Come un fiume carsico, emerge periodicamente nel dibattito politico regionale e nazionale, il tema della localizzazione del Deposito Nazionale dei rifiuti radioattivi. Oggi però si avvicina probabilmente un punto di svolta, a mio parere negativo. In principio fu Scanzano: nel 2003 il Governo Berlusconi identificò la zona del comune lucano, in provincia di Matera (non distante dal Centro ricerche Enea di Trisaia), come idonea ad ospitare il materiale nucleare; proteste energiche e compatte dell’intera comunità locale fecero ingranare la retromarcia e l’ipotesi venne sostanzialmente accantonata.

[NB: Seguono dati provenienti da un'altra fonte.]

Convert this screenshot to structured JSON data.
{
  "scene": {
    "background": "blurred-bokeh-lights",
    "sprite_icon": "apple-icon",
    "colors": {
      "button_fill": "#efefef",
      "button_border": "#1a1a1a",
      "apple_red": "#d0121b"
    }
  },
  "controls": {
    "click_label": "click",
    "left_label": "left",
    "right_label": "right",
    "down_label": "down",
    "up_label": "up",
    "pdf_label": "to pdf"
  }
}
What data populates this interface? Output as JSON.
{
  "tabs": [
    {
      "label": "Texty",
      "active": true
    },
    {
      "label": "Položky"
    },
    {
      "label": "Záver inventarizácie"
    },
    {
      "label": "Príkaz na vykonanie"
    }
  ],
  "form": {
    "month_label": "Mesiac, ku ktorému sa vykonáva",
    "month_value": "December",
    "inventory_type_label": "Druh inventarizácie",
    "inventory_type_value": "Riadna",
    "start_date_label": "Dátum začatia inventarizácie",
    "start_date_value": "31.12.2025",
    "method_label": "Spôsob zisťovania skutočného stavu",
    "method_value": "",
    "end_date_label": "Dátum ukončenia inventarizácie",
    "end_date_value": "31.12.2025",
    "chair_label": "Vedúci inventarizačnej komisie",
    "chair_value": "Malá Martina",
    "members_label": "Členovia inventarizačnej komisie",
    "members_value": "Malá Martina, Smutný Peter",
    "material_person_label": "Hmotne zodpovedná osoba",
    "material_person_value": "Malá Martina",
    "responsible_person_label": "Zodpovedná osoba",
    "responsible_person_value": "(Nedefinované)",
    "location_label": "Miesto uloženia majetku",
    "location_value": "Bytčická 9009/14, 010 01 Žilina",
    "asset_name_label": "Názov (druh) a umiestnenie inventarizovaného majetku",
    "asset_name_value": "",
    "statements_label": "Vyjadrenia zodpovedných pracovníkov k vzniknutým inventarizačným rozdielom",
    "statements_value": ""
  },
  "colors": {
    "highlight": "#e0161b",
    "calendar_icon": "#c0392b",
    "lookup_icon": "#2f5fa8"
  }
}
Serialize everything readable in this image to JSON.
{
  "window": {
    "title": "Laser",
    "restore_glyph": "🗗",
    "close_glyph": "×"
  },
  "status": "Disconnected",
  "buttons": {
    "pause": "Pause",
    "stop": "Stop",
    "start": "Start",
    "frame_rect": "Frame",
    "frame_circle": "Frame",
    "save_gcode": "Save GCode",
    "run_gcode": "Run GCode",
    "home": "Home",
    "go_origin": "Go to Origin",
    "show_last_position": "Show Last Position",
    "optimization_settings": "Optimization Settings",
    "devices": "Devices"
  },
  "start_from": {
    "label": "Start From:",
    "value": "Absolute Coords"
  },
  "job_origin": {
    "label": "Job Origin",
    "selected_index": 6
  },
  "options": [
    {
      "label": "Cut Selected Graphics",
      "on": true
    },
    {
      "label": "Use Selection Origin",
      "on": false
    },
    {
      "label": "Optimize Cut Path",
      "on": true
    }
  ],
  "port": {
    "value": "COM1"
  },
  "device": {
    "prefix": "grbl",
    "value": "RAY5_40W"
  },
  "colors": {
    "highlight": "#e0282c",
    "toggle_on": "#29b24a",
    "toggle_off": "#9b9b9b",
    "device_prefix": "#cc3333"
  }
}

Individuate 51 aree in sette regioni

In tempi più recenti, sulla base di quanto stabilito dall’art. 27 del decreto legislativo 15 febbraio 2010 n. 31  è stata predisposta da SOGIN (Società Gestione Impianti Nucleari ) con successive verifiche e validazioni effettuate da ISPRA  (Istituto Superiore per la Ricerca e Protezione Ambientale ) la Carta Nazionale delle Aree Potenzialmente Idonee (CNAPI) e successivamente la Carta Nazionale delle Aree Idonee (CNAI) resa pubblica il 13 dicembre 2023.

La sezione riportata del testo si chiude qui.